Prima la scissione di Futuro e Libertà. Poi il maldestro tentativo di sfiduciare il governo del Cavaliere. Ci sarebbe anche riuscito, Fini, se la notte prima del voto Berlusconi non fosse riuscito a convincere alcuni deputati a non consumare lo strappo. Fallito il ribaltone, il declino del presidente di Montecitorio è proseguito inarrestabile. I sondaggi sempre più inclementi, il ruolo politico sempre meno centrale. L’ultima tappa del calvario è stata l’alleanza con Scelta Civica di Mario Monti. La teorizzazione di un grande centro alternativo a Pd e Pdl, che gli elettori di destra non hanno condiviso.
E così Gianfranco Fini è scomparso. La piccola Fli fuori dal Parlamento, incapace persino di superare le pur basse soglie di sbarramento del Porcellum. Il piccolo gruppo di dirigenti alla deriva, in cerca di rifondare un movimento di destra, in continuo contatto con le tante sigle che ancora rivendicano l’eredità di quel passato. Tutti, tranne lui. Il grande leader di quella destra ha fatto un passo indietro. Sconfitto nello spirito e nel fisico, raccontano. Impegnato a scrivere un libro di memorie, forse. In forzato silenzio da ormai quasi otto mesi.
Per Bossi il discorso è simile. Il Senatùr passa le giornate vagando per Montecitorio, dalla sala fumatori alla buvette, accompagnato dalla fedele segretaria Nicoletta e da un gigante buono di nome Andrea. Lo difendono dai mulini a vento, perché ormai il vecchio Capo «non fa più notizia», come si dice in gergo giornalistico. Nei giorni scorsi lo statista di Gemonio ha difeso la sua creazione: «La Legge Bossi-Fini non deve essere cambiata, chi vuol entrare nel nostro Paese deve avere un contratto di lavoro e l’Europa sembra che se ne freghi. Non ha capito che gli immigrati entrano in Sicilia, vengono in Lombardia, poi cercano di raggiungere la Germania o la Francia». Parole cadute nel vuoto, perché a tirare le fila della Lega Nord è adesso Roberto Maroni, accusato dalle frange più indipendentiste del leghismo padano di voler ricreare la Democrazia Cristiana.
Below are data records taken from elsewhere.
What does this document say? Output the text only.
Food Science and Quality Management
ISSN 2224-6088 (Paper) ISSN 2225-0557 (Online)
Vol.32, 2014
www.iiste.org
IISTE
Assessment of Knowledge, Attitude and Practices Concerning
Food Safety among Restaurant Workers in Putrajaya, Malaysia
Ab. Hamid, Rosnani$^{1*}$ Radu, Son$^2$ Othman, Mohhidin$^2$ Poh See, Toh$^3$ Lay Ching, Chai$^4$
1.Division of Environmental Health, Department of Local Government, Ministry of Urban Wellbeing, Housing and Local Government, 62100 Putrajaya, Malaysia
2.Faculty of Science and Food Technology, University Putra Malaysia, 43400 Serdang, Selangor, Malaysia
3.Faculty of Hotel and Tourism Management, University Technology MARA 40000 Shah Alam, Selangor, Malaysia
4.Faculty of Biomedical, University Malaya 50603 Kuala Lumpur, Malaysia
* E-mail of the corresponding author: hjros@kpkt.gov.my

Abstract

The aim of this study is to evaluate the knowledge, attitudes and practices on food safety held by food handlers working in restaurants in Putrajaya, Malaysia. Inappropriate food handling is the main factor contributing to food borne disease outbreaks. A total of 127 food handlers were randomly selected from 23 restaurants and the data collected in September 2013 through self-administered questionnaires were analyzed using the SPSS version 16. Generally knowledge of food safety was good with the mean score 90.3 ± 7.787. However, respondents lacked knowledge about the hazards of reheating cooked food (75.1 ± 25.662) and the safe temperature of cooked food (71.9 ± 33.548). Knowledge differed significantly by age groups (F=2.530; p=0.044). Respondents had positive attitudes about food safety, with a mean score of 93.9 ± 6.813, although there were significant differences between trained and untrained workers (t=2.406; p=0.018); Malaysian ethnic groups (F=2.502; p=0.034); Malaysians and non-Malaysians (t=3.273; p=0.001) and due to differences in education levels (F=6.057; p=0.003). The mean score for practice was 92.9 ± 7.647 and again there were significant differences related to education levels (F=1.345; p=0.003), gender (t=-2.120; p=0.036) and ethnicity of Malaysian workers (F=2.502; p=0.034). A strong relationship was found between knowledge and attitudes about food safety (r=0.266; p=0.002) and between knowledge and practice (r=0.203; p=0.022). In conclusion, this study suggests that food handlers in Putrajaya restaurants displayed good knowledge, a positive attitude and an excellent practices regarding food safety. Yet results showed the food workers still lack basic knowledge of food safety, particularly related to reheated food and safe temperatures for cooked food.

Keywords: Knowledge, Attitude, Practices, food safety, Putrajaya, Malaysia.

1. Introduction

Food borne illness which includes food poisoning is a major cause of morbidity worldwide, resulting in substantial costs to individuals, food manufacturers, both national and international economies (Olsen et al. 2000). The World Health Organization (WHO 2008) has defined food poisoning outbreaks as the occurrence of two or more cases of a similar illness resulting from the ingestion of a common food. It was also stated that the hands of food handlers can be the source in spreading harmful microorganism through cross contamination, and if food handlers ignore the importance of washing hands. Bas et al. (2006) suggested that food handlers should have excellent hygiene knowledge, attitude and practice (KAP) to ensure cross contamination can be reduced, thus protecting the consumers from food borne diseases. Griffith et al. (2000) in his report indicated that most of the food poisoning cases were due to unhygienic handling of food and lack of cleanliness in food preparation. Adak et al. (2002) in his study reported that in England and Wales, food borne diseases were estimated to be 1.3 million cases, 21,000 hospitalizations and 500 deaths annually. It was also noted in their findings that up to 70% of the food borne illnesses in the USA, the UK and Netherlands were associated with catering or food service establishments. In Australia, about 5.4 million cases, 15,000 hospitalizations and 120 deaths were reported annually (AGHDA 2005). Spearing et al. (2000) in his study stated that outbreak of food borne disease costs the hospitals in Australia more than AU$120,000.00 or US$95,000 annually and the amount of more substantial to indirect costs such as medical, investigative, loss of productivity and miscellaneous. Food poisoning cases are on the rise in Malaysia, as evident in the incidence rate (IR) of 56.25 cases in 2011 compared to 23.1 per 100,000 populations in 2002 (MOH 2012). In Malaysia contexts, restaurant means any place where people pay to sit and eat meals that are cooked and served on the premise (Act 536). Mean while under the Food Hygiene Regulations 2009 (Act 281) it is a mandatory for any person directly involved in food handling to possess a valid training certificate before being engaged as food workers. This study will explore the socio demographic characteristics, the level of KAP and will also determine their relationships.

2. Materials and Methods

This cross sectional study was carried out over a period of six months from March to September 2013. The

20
Bossi quindi continua a vagare. I “suoi” hanno creato l’associazione Padania Libera, per ridare slancio al movimento. Ma grosse novità non si vedono all’orizzonte. E Maroni li ha già minacciati di espulsione. Molti bossiani pensano che al prossimo congresso della Lega di Torino del 15 dicembre potrebbero esserci delle novità. Difficile che Bossi si ricandidi. Più probabile che il vecchio Capo cerchi di ostacolare Matteo Salvini, lanciato verso la segreteria, preferendogli la mente economica Giancarlo Giorgetti. Troppe incognite, troppo fumo di sigaro. Quando erano Re, Bossi e Fini, se le davano di santa ragione. Adesso, esattamente come la legge che hanno scritto, rischiano di essere dimenticati dalla storia.